Friday, September 23, 2016

September 23, 2016 at 03:39AM

Today I Learned: 1) ...that default ssh settings are really shockingly insecure. If I read those guides correctly, when you send your password when logging in, it sends it in plaintext! Key-pair login is much more secure -- that way you never have to send a password, and the server doesn't need to know a password (aside from the user's public key). 2) Fan death (the idea that running a fan in a closed room overnight can kill you) is, in fact, still believed in South Korea, though not as much among the young (if you believe an uncited sentence on Wiki). Moreover, Korean news agencies report cases of "fan death" relatively frequently (a couple of times each year). MOREOVER, the Korea Consumer Protection Board (a government-funded public agency) warns about fan death and states in no uncertain terms that direct use of a fan indoors can raise the risk of death by asphyxiation due to "[an] increase of carbon dioxide saturation concentration [sic] and decrease of oxygen concentration". 3) Speaking of ridiculous ideas, when Benjamin Franklin invented the lightning rod, Americans were hesitant to employ them.
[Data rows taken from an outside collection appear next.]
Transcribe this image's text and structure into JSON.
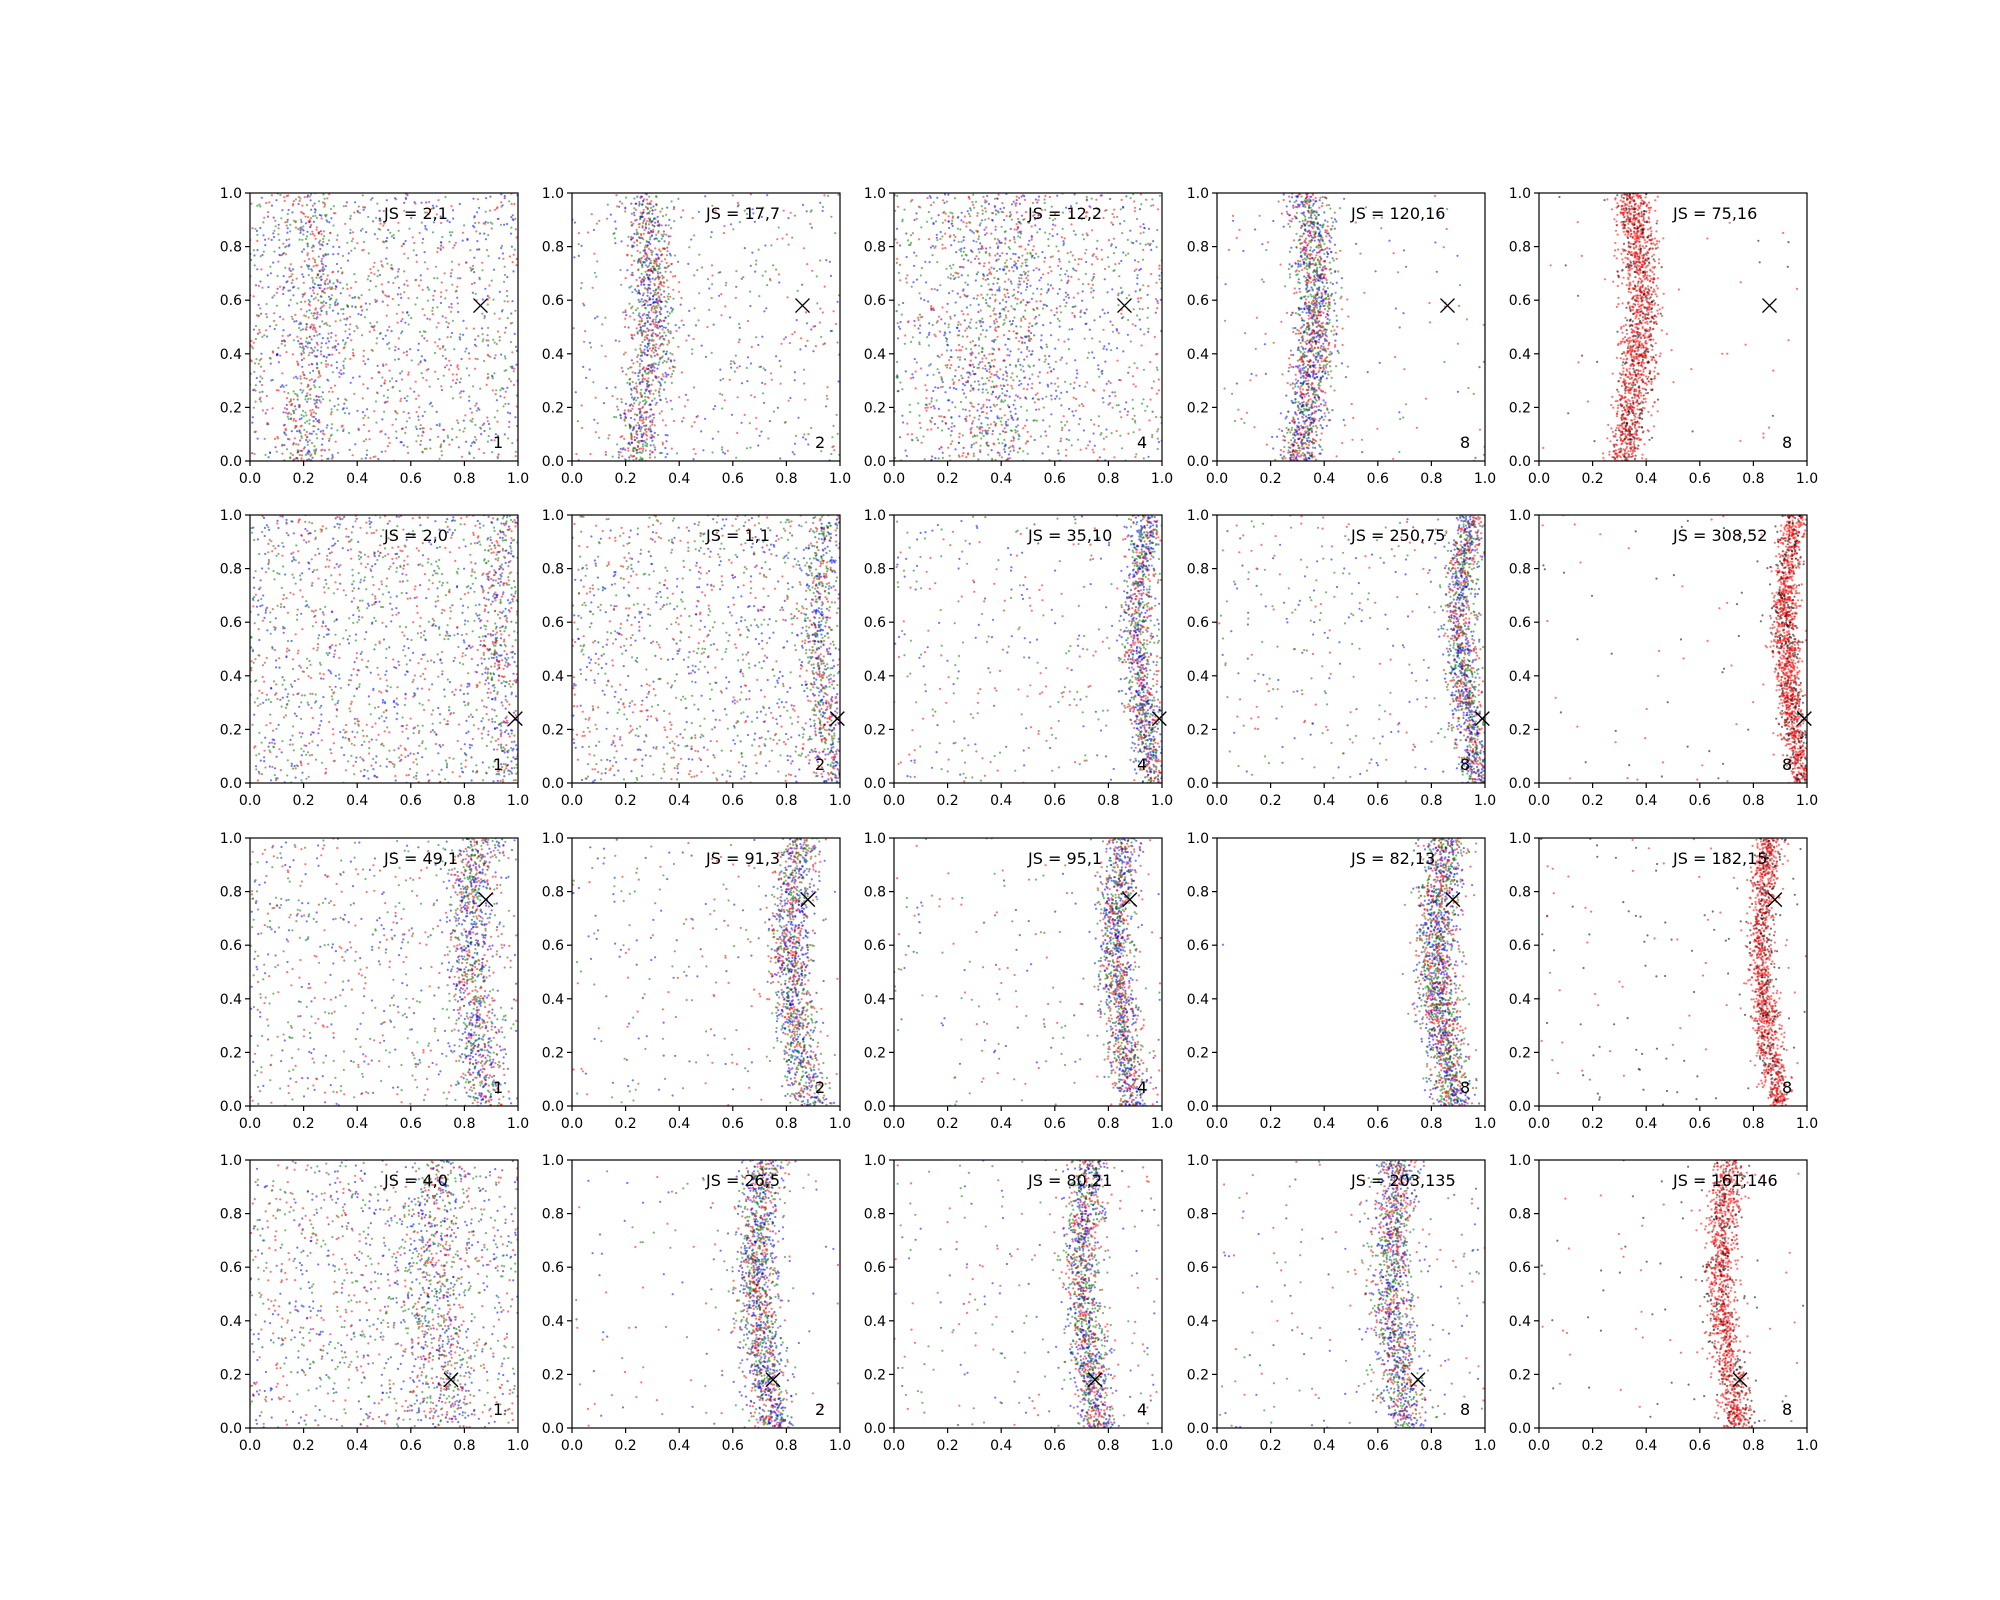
{
  "chart_data": {
    "type": "scatter",
    "grid": false,
    "layout": "4 rows x 5 columns of subplots",
    "series_colors": {
      "blue": "#0000ff",
      "green": "#008000",
      "red": "#ff0000",
      "black": "#000000"
    },
    "marker": "x",
    "xlim": [
      0,
      1
    ],
    "ylim": [
      0,
      1
    ],
    "ticks": [
      0.0,
      0.2,
      0.4,
      0.6,
      0.8,
      1.0
    ],
    "tick_labels": [
      "0.0",
      "0.2",
      "0.4",
      "0.6",
      "0.8",
      "1.0"
    ],
    "panels": [
      {
        "row": 0,
        "col": 0,
        "label": "JS = 2,1",
        "index_label": "1",
        "colors": [
          "blue",
          "green",
          "red"
        ],
        "band_offset": 0.2,
        "band_side": "left",
        "band_width": 0.05,
        "band_frac": 0.25,
        "bg_density": 1.0,
        "cross": [
          0.86,
          0.58
        ],
        "palette_weights": [
          1,
          1,
          1
        ]
      },
      {
        "row": 0,
        "col": 1,
        "label": "JS = 17,7",
        "index_label": "2",
        "colors": [
          "blue",
          "green",
          "red"
        ],
        "band_offset": 0.25,
        "band_side": "left",
        "band_width": 0.04,
        "band_frac": 0.55,
        "bg_density": 0.6,
        "cross": [
          0.86,
          0.58
        ],
        "palette_weights": [
          1,
          1,
          1
        ]
      },
      {
        "row": 0,
        "col": 2,
        "label": "JS = 12,2",
        "index_label": "4",
        "colors": [
          "blue",
          "green",
          "red"
        ],
        "band_offset": 0.35,
        "band_side": "left",
        "band_width": 0.12,
        "band_frac": 0.4,
        "bg_density": 1.0,
        "cross": [
          0.86,
          0.58
        ],
        "palette_weights": [
          1,
          1,
          1
        ]
      },
      {
        "row": 0,
        "col": 3,
        "label": "JS = 120,16",
        "index_label": "8",
        "colors": [
          "blue",
          "green",
          "red"
        ],
        "band_offset": 0.32,
        "band_side": "left",
        "band_width": 0.04,
        "band_frac": 0.8,
        "bg_density": 0.4,
        "cross": [
          0.86,
          0.58
        ],
        "palette_weights": [
          1,
          1,
          1
        ]
      },
      {
        "row": 0,
        "col": 4,
        "label": "JS = 75,16",
        "index_label": "8",
        "colors": [
          "black",
          "red"
        ],
        "band_offset": 0.33,
        "band_side": "left",
        "band_width": 0.035,
        "band_frac": 0.85,
        "bg_density": 0.15,
        "cross": [
          0.86,
          0.58
        ],
        "palette_weights": [
          1,
          1
        ]
      },
      {
        "row": 1,
        "col": 0,
        "label": "JS = 2,0",
        "index_label": "1",
        "colors": [
          "blue",
          "green",
          "red"
        ],
        "band_offset": 0.97,
        "band_side": "right",
        "band_width": 0.04,
        "band_frac": 0.2,
        "bg_density": 1.0,
        "cross": [
          0.99,
          0.24
        ],
        "palette_weights": [
          1,
          1,
          1
        ]
      },
      {
        "row": 1,
        "col": 1,
        "label": "JS = 1,1",
        "index_label": "2",
        "colors": [
          "blue",
          "green",
          "red"
        ],
        "band_offset": 0.97,
        "band_side": "right",
        "band_width": 0.03,
        "band_frac": 0.3,
        "bg_density": 1.0,
        "cross": [
          0.99,
          0.24
        ],
        "palette_weights": [
          1,
          1,
          1
        ]
      },
      {
        "row": 1,
        "col": 2,
        "label": "JS = 35,10",
        "index_label": "4",
        "colors": [
          "blue",
          "green",
          "red"
        ],
        "band_offset": 0.96,
        "band_side": "right",
        "band_width": 0.03,
        "band_frac": 0.6,
        "bg_density": 0.5,
        "cross": [
          0.99,
          0.24
        ],
        "palette_weights": [
          1,
          1,
          1
        ]
      },
      {
        "row": 1,
        "col": 3,
        "label": "JS = 250,75",
        "index_label": "8",
        "colors": [
          "blue",
          "green",
          "red"
        ],
        "band_offset": 0.96,
        "band_side": "right",
        "band_width": 0.03,
        "band_frac": 0.7,
        "bg_density": 0.6,
        "cross": [
          0.99,
          0.24
        ],
        "palette_weights": [
          1,
          1,
          1
        ]
      },
      {
        "row": 1,
        "col": 4,
        "label": "JS = 308,52",
        "index_label": "8",
        "colors": [
          "black",
          "red"
        ],
        "band_offset": 0.97,
        "band_side": "right",
        "band_width": 0.025,
        "band_frac": 0.8,
        "bg_density": 0.2,
        "cross": [
          0.99,
          0.24
        ],
        "palette_weights": [
          1,
          1
        ]
      },
      {
        "row": 2,
        "col": 0,
        "label": "JS = 49,1",
        "index_label": "1",
        "colors": [
          "blue",
          "green",
          "red"
        ],
        "band_offset": 0.87,
        "band_side": "right",
        "band_width": 0.04,
        "band_frac": 0.5,
        "bg_density": 0.8,
        "cross": [
          0.88,
          0.77
        ],
        "palette_weights": [
          1,
          1,
          1
        ]
      },
      {
        "row": 2,
        "col": 1,
        "label": "JS = 91,3",
        "index_label": "2",
        "colors": [
          "blue",
          "green",
          "red"
        ],
        "band_offset": 0.87,
        "band_side": "right",
        "band_width": 0.04,
        "band_frac": 0.7,
        "bg_density": 0.4,
        "cross": [
          0.88,
          0.77
        ],
        "palette_weights": [
          1,
          1,
          1
        ]
      },
      {
        "row": 2,
        "col": 2,
        "label": "JS = 95,1",
        "index_label": "4",
        "colors": [
          "blue",
          "green",
          "red"
        ],
        "band_offset": 0.88,
        "band_side": "right",
        "band_width": 0.035,
        "band_frac": 0.7,
        "bg_density": 0.35,
        "cross": [
          0.88,
          0.77
        ],
        "palette_weights": [
          1,
          1,
          1
        ]
      },
      {
        "row": 2,
        "col": 3,
        "label": "JS = 82,13",
        "index_label": "8",
        "colors": [
          "blue",
          "green",
          "red"
        ],
        "band_offset": 0.87,
        "band_side": "right",
        "band_width": 0.04,
        "band_frac": 0.95,
        "bg_density": 0.02,
        "cross": [
          0.88,
          0.77
        ],
        "palette_weights": [
          1,
          1,
          1
        ]
      },
      {
        "row": 2,
        "col": 4,
        "label": "JS = 182,15",
        "index_label": "8",
        "colors": [
          "black",
          "red"
        ],
        "band_offset": 0.88,
        "band_side": "right",
        "band_width": 0.025,
        "band_frac": 0.7,
        "bg_density": 0.25,
        "cross": [
          0.88,
          0.77
        ],
        "palette_weights": [
          1,
          1
        ]
      },
      {
        "row": 3,
        "col": 0,
        "label": "JS = 4,0",
        "index_label": "1",
        "colors": [
          "blue",
          "green",
          "red"
        ],
        "band_offset": 0.73,
        "band_side": "right",
        "band_width": 0.06,
        "band_frac": 0.35,
        "bg_density": 1.0,
        "cross": [
          0.75,
          0.18
        ],
        "palette_weights": [
          1,
          1,
          1
        ]
      },
      {
        "row": 3,
        "col": 1,
        "label": "JS = 26,5",
        "index_label": "2",
        "colors": [
          "blue",
          "green",
          "red"
        ],
        "band_offset": 0.74,
        "band_side": "right",
        "band_width": 0.04,
        "band_frac": 0.75,
        "bg_density": 0.3,
        "cross": [
          0.75,
          0.18
        ],
        "palette_weights": [
          1,
          1,
          1
        ]
      },
      {
        "row": 3,
        "col": 2,
        "label": "JS = 80,21",
        "index_label": "4",
        "colors": [
          "blue",
          "green",
          "red"
        ],
        "band_offset": 0.75,
        "band_side": "right",
        "band_width": 0.035,
        "band_frac": 0.7,
        "bg_density": 0.4,
        "cross": [
          0.75,
          0.18
        ],
        "palette_weights": [
          1,
          1,
          1
        ]
      },
      {
        "row": 3,
        "col": 3,
        "label": "JS = 203,135",
        "index_label": "8",
        "colors": [
          "blue",
          "green",
          "red"
        ],
        "band_offset": 0.7,
        "band_side": "right",
        "band_width": 0.04,
        "band_frac": 0.7,
        "bg_density": 0.4,
        "cross": [
          0.75,
          0.18
        ],
        "palette_weights": [
          1,
          1,
          1
        ]
      },
      {
        "row": 3,
        "col": 4,
        "label": "JS = 161,146",
        "index_label": "8",
        "colors": [
          "black",
          "red"
        ],
        "band_offset": 0.73,
        "band_side": "right",
        "band_width": 0.03,
        "band_frac": 0.7,
        "bg_density": 0.15,
        "cross": [
          0.75,
          0.18
        ],
        "palette_weights": [
          1,
          1
        ]
      }
    ]
  }
}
Why? Because lightning was believed to be primarily an act of God's righteous anger, and therefore carried a heck of a lot of heavenly power. Using a lightning rod to transfer that electric/dietical power to the ground would, obviously, supercharge the ground and make things like lightning more likely. I'm not making this up. http://ift.tt/2cq3JB0 The less on of the day is that a lot of things people know are complete and utter falsehoods. Use data. Experiment. Draw on the collective experience of the scientific community, at least when *it* uses data and experiments.